For years, learning in schools has been equated to memorising. The more facts your brain can memorise, the smarter you are. But while all the ‘smart students’ can safely say that they ‘know’ or ‘can answer’ the facts correctly, can they also confidently say that they’ve understood or learned the facts? You know what’s the cosine of π/2, but do you even know what cosine even meant? I bet not.
So, while learning facts is crucial, what is more important is to learn the right way of learning. What is important is that students learn with a sense of meaning, a sense of logic. It is crucial that they learn how to ask the right questions and challenge the answers, how to solve problems and identify patterns, how to use and process information to come to the right conclusion – for these are the skills that all kids will need to be prepared to face the real world. That’s where critical consciousness plays a role.
Despite this increased spotlight on creativity, teachers still struggle to understand how to assimilate creativity in classrooms.
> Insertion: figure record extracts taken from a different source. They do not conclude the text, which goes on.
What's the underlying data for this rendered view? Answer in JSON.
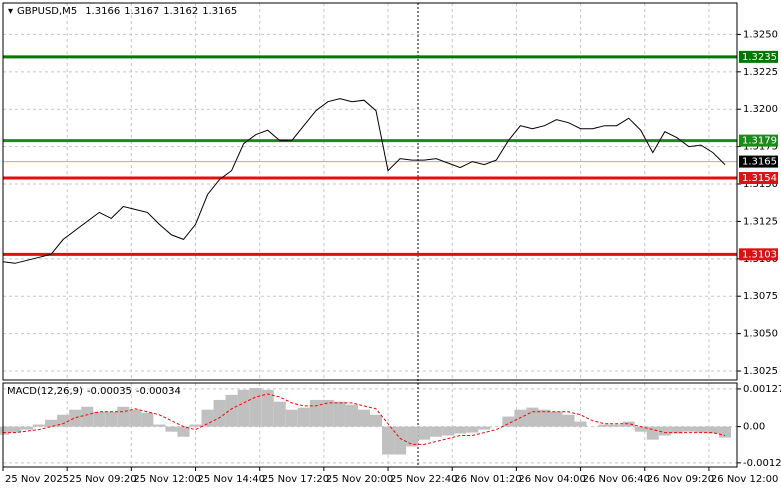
{
  "chart_data": [
    {
      "type": "line",
      "symbol": "GBPUSD,M5",
      "ohlc": [
        1.3166,
        1.3167,
        1.3162,
        1.3165
      ],
      "x": [
        0,
        3,
        6,
        9,
        12,
        15,
        18,
        21,
        24,
        27,
        30,
        33,
        36,
        39,
        42,
        45,
        48,
        51,
        54,
        57,
        60,
        63,
        66,
        69,
        72,
        75,
        78,
        81,
        84,
        87,
        90,
        93,
        96,
        99,
        102,
        105,
        108,
        111,
        114,
        117,
        120,
        123,
        126,
        129,
        132,
        135,
        138,
        141,
        144,
        147,
        150,
        153,
        156,
        159,
        162,
        165,
        168,
        171,
        174,
        177,
        180
      ],
      "series": [
        {
          "color": "#000000",
          "values": [
            1.3098,
            1.3097,
            1.3099,
            1.3101,
            1.3103,
            1.3113,
            1.3119,
            1.3125,
            1.3131,
            1.3127,
            1.3135,
            1.3133,
            1.3131,
            1.3123,
            1.3116,
            1.3113,
            1.3123,
            1.3143,
            1.3153,
            1.3159,
            1.3177,
            1.3183,
            1.3186,
            1.3179,
            1.3179,
            1.3189,
            1.3199,
            1.3205,
            1.3207,
            1.3205,
            1.3206,
            1.3199,
            1.3159,
            1.3167,
            1.3166,
            1.3166,
            1.3167,
            1.3164,
            1.3161,
            1.3165,
            1.3163,
            1.3166,
            1.3179,
            1.3189,
            1.3187,
            1.3189,
            1.3193,
            1.3191,
            1.3187,
            1.3187,
            1.3189,
            1.3189,
            1.3194,
            1.3186,
            1.3171,
            1.3185,
            1.3181,
            1.3175,
            1.3176,
            1.3171,
            1.3163
          ]
        }
      ],
      "levels": [
        {
          "value": 1.3235,
          "color": "#007800"
        },
        {
          "value": 1.3179,
          "color": "#1a8c1a"
        },
        {
          "value": 1.3154,
          "color": "#e01010"
        },
        {
          "value": 1.3103,
          "color": "#e01010"
        }
      ],
      "xlim": [
        0,
        183
      ],
      "ylim": [
        1.3019,
        1.3271
      ],
      "yticks": [
        {
          "value": 1.325,
          "label": "1.3250"
        },
        1.3225,
        {
          "value": 1.32,
          "label": "1.3200"
        },
        1.3175,
        {
          "value": 1.315,
          "label": "1.3150"
        },
        1.3125,
        {
          "value": 1.31,
          "label": "1.3100"
        },
        1.3075,
        {
          "value": 1.305,
          "label": "1.3050"
        },
        1.3025
      ],
      "xticks": [
        {
          "value": 0,
          "label": "25 Nov 2025"
        },
        {
          "value": 16,
          "label": "25 Nov 09:20"
        },
        {
          "value": 32,
          "label": "25 Nov 12:00"
        },
        {
          "value": 48,
          "label": "25 Nov 14:40"
        },
        {
          "value": 64,
          "label": "25 Nov 17:20"
        },
        {
          "value": 80,
          "label": "25 Nov 20:00"
        },
        {
          "value": 96,
          "label": "25 Nov 22:40"
        },
        {
          "value": 112,
          "label": "26 Nov 01:20"
        },
        {
          "value": 128,
          "label": "26 Nov 04:00"
        },
        {
          "value": 144,
          "label": "26 Nov 06:40"
        },
        {
          "value": 160,
          "label": "26 Nov 09:20"
        },
        {
          "value": 176,
          "label": "26 Nov 12:00"
        }
      ],
      "grid": true
    },
    {
      "type": "macd",
      "title": "MACD(12,26,9)",
      "readout": [
        -0.00035,
        -0.00034
      ],
      "series": [
        {
          "color": "#c0c0c0",
          "values": [
            -0.00027,
            -0.0002,
            -0.0001,
            7e-05,
            0.00023,
            0.0004,
            0.00057,
            0.00067,
            0.0005,
            0.0005,
            0.00067,
            0.00057,
            0.00047,
            7e-05,
            -0.00017,
            -0.00034,
            7e-05,
            0.00057,
            0.0009,
            0.00107,
            0.00124,
            0.0013,
            0.00124,
            0.00084,
            0.00057,
            0.00064,
            0.0009,
            0.0009,
            0.00084,
            0.00074,
            0.00057,
            0.0004,
            -0.00094,
            -0.00094,
            -0.00067,
            -0.00044,
            -0.00034,
            -0.0003,
            -0.00023,
            -0.0002,
            -0.0001,
            0,
            0.00034,
            0.00057,
            0.00064,
            0.00057,
            0.0005,
            0.0004,
            0.00017,
            0,
            7e-05,
            7e-05,
            0.00017,
            -0.00017,
            -0.00044,
            -0.0003,
            -0.00023,
            -0.00017,
            -0.0002,
            -0.00023,
            -0.00037
          ]
        },
        {
          "color": "#ff0000",
          "values": [
            -0.0002,
            -0.0002,
            -0.00015,
            -0.0001,
            0,
            0.0001,
            0.0003,
            0.0004,
            0.0005,
            0.0005,
            0.0005,
            0.0006,
            0.0005,
            0.0004,
            0.0002,
            0,
            -0.0001,
            0.0001,
            0.0003,
            0.0006,
            0.0008,
            0.001,
            0.0011,
            0.001,
            0.0008,
            0.0007,
            0.0007,
            0.0008,
            0.0008,
            0.0008,
            0.0007,
            0.0006,
            0.0001,
            -0.0004,
            -0.0006,
            -0.0006,
            -0.0005,
            -0.0004,
            -0.0003,
            -0.0003,
            -0.0002,
            -0.0001,
            0.0001,
            0.0003,
            0.0005,
            0.0005,
            0.0005,
            0.0005,
            0.0004,
            0.0002,
            0.0001,
            0.0001,
            0.0001,
            0,
            -0.0001,
            -0.0002,
            -0.0002,
            -0.0002,
            -0.0002,
            -0.0002,
            -0.0003
          ]
        }
      ],
      "ylim": [
        -0.00136,
        0.00147
      ],
      "yticks": [
        0.00127,
        {
          "value": 0,
          "label": "0.00"
        },
        -0.00122
      ]
    }
  ]
}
Let’s take a look at how schools can foster educational knowledge through creativity and not memorizing and mould students after their interests.
Promote Active Learning
Active learning techniques engage students and promote creativity and new ways of thinking. Teachers should dedicate ample classroom time for problem solving opportunities, roundtable discussions, and even give students field work, that lets them leave their comfort zone and go out in to the real world.
When students are trapped in situations where they cannot get away without thinking, they are compelled to utilise their current and previous knowledge along with logic to come out with solutions, all giving birth to creative learning.
Build a Community
Creativity can cultivate only in an environment of trust. A teacher should create an environment in the classroom where everyone is free to speak and each one’s voice is heard. Encourage spontaneous interactions where students are allowed to discuss their views freely. Through games, activities and discussions, allow informal classroom time, where students talk and get to know each other. Such informal groups quite commonly become genuine groups later where students unite and learn together, not memorize.
Collaboration, where teachers come together to discuss ideas and share with each other their experiences where they have been successful with their ideas or failed miserably or the challenges they faced, goes a long way in creating an environment of safety and risk taking. Gathering ideas and passing them on to other faculty results in developing exponential creative inspiration among teachers.
Risk taking is at the core of creativity. Creativity is about making mistakes and learning from them. Teachers should exhibit experimentation and be willing to try new things, new and different ways to teaching. They should create an environment where students feel comfortable to take risks, experiment and make mistakes themselves and understand that all that is part of the learning process.
Connect real world experiences with text lessons
Teaching with the help of real-world applications ensures that creativity is infused in learning. Teachers that use real-world examples to explain a text book concept often create fresh teaching moments that engage students and encourage novel thinking. For example, a theoretical explanation of weather will be far less effective and boring than actually letting students go out and perform a sky watch where they observe the clouds, humidity and wind direction and note down the data. The understanding and learning with such a method will be much more profound.
Memorising few days before a test can get you good grades. But what good is it if you also forget what you’ve learned a few days later. Never memorise, and you’ll never forget. The only way to go is to always understand and learn and remember it for a life time.